Но, пожалуй, никто не был так последователен и радикален в этом вопросе как Альберт Камю, который даже Шестова и Кьеркегора изобличал в излишней приверженности надежде и стремился освободиться от любых ее ее форм. Камю искал смысл жизни в абсолютно безнадежной ситуации Сизифа, в которой из всего «положительного» имеются лишь паузы спуска с горы: «Я вижу этого человека спускающегося тяжелым, но ровным шагом к страданиям, которым нет конца. В это время с дыханием к нему возвращается сознание, неотвратимое, как его бедствие.
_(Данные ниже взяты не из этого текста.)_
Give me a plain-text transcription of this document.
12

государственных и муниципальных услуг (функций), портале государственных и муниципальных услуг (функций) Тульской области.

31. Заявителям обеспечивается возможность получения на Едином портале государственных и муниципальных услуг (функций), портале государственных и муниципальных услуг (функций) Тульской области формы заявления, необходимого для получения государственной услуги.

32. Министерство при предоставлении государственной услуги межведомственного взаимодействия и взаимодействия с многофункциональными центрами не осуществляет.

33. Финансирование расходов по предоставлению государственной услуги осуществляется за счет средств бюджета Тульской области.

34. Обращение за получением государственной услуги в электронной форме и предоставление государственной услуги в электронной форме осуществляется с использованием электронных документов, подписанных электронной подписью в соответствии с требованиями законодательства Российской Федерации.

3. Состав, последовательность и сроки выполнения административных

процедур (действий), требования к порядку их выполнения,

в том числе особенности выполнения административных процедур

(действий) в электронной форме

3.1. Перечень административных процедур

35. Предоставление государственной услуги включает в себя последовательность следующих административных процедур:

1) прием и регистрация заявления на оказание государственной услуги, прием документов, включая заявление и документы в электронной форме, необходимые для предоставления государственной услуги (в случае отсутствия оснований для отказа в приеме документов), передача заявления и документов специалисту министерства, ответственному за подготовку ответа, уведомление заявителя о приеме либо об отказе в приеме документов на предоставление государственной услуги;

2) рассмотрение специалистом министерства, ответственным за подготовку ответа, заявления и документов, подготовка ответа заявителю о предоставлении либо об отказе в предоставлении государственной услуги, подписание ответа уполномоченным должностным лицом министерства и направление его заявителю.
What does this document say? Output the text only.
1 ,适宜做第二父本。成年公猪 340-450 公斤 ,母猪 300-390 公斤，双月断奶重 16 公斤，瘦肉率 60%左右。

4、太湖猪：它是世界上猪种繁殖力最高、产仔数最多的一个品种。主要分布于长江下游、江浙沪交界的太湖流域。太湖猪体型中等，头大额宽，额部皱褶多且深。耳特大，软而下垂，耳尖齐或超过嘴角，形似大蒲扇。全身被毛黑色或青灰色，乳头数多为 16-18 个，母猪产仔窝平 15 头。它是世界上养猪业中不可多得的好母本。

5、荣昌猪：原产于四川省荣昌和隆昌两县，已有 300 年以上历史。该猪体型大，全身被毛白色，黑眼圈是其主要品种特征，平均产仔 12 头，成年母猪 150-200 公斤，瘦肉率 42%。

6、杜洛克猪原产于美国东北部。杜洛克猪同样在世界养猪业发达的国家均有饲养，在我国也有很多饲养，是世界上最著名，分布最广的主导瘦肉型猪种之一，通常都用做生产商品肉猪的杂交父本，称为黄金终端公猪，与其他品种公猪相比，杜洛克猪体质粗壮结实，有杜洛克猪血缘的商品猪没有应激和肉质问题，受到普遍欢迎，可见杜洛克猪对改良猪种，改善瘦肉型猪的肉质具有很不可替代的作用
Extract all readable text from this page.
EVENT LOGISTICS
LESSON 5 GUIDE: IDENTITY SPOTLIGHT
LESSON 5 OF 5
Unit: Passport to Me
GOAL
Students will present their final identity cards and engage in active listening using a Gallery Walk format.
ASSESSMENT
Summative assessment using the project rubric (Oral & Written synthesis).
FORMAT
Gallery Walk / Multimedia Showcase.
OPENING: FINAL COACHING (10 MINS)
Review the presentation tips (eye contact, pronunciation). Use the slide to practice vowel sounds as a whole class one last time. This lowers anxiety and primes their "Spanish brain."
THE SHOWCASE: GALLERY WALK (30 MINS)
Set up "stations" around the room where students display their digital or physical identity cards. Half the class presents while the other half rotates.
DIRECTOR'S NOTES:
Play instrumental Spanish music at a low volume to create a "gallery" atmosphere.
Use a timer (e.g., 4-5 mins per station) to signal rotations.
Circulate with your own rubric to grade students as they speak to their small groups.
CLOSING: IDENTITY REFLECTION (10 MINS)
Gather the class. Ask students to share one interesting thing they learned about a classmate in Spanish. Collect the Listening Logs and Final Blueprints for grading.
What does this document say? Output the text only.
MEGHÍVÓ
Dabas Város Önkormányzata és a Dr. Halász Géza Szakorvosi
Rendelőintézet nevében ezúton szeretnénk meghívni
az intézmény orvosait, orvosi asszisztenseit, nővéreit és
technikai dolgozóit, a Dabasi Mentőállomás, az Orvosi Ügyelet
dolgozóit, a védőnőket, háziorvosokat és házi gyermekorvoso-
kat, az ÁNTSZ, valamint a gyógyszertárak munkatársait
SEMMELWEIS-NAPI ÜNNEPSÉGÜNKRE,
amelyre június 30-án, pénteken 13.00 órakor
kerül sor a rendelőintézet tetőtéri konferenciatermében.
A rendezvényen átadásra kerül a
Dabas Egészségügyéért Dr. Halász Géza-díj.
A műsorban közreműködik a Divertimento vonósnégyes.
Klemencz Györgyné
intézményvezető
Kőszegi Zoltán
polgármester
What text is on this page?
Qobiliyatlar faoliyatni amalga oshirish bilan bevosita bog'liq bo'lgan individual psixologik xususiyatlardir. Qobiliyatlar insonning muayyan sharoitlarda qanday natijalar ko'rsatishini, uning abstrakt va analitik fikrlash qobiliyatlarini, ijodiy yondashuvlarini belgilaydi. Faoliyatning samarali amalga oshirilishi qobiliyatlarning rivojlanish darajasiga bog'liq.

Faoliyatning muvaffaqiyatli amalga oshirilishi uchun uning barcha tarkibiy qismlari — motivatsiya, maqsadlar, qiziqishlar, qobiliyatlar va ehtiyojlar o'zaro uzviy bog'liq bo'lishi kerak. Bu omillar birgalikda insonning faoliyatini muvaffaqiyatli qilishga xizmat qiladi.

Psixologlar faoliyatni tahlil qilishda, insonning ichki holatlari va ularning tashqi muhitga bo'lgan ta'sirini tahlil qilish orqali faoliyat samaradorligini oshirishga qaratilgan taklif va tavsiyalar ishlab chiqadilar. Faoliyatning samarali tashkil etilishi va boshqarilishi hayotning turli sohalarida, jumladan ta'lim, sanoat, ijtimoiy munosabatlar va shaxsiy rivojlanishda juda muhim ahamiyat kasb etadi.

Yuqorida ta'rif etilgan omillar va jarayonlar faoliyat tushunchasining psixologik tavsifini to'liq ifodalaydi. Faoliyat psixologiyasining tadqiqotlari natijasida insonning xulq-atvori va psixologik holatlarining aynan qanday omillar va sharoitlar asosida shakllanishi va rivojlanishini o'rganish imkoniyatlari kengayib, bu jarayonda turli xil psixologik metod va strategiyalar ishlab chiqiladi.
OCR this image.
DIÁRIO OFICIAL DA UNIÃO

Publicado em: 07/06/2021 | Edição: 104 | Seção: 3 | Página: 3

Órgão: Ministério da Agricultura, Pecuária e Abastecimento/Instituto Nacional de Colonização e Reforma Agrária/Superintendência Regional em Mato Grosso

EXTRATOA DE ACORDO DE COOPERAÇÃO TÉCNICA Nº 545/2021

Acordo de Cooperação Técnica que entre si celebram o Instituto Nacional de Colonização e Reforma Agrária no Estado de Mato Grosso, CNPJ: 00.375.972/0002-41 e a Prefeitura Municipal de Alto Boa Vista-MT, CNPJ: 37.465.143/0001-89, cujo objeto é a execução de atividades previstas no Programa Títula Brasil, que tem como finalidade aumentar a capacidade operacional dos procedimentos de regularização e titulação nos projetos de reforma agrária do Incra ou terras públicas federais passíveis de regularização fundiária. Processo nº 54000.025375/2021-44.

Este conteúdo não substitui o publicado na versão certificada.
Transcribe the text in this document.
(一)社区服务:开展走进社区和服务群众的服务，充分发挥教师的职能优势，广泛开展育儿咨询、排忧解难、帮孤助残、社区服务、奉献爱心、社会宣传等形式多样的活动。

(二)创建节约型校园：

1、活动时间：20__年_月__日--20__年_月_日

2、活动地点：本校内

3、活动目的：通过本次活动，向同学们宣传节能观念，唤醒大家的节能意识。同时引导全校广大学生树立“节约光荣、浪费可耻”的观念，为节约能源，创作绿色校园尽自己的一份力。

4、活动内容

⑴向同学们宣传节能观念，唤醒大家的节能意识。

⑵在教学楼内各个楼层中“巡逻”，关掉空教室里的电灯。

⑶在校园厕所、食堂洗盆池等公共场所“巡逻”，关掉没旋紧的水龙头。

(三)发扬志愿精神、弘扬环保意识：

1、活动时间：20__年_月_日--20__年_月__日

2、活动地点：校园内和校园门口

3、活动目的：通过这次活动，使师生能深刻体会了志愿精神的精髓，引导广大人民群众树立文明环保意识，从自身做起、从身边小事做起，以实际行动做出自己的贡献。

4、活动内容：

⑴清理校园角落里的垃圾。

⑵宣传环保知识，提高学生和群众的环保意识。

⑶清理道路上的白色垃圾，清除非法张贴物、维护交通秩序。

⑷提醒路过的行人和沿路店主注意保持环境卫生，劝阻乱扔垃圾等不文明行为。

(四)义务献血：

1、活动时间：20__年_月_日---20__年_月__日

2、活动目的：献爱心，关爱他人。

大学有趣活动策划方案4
И в каждое мгновение, спускаясь с вершины в логово богов, он выше судьбы. Он тверже своего камня».

Итак, независимо от того, будут ли иметься у человека позитивные ценности, он должен ориентироваться на их отсутствие, он должен состояться как «человек нетто», как жалкое жертвенное животное.

Натан Щаранский в своей замечательной книге «Не убоюсь зла», описывая пребывание в чистопольской тюрьме после введения 188 статьи, позволяющей автоматически продлевать сроки политзаключенных, вспоминает: «в нашу камеру попали потрепанные листы, вырванные каким-то зеком много лет назад из литературного журнала и с тех пор передававшиеся из рук в руки. Это был отрывок из эссе Камю «Миф о Сизифе». По следам этих чтений Щаранский писал из тюрьмы домой: «Со временем пришло и понимание того, каким коварным и опасным врагом может быть и надежда… Если ты не видишь смысла в своей теперешней жизни, если он появляется только тогда, когда ты живешь надеждой на скорые перемены, то ты в постоянной опасности. Человеку трудно смириться с бесконечностью и бессмысленностью, а с бесконечной бессмысленностью вообще невозможно, и потому, если жизнь сегодня бессмысленна, он обязательно убедит себя в том, что видит конец этой бессмысленности, причем близкий, не скрытый горизонтом. Вот только дотолкать этот камень еще раз до вершины – и все. В итоге - надежды обмануты, душа растравлена, дух подавлен. Я встречал за эти годы людей, которые, ослабев от постоянных разочарований, пытаются сами создавать ситуацию, в которой их угасающая надежда вновь сможет обрести плоть и кровь, и в результате изменяют себе, отказываются от жизненного выбора, какой когда-то сделали. Другие живут в мире иллюзий, поспешно и непрерывно перестраивая и достраивая его, чтобы помешать реальности окончательно его разрушить, - это что-то вроде наркотика. Так какой же выход? Он только один: найти смысл в своей сегодняшней жизни. При этом остается единственная надежда – быть самим собой, чтобы ни случилось».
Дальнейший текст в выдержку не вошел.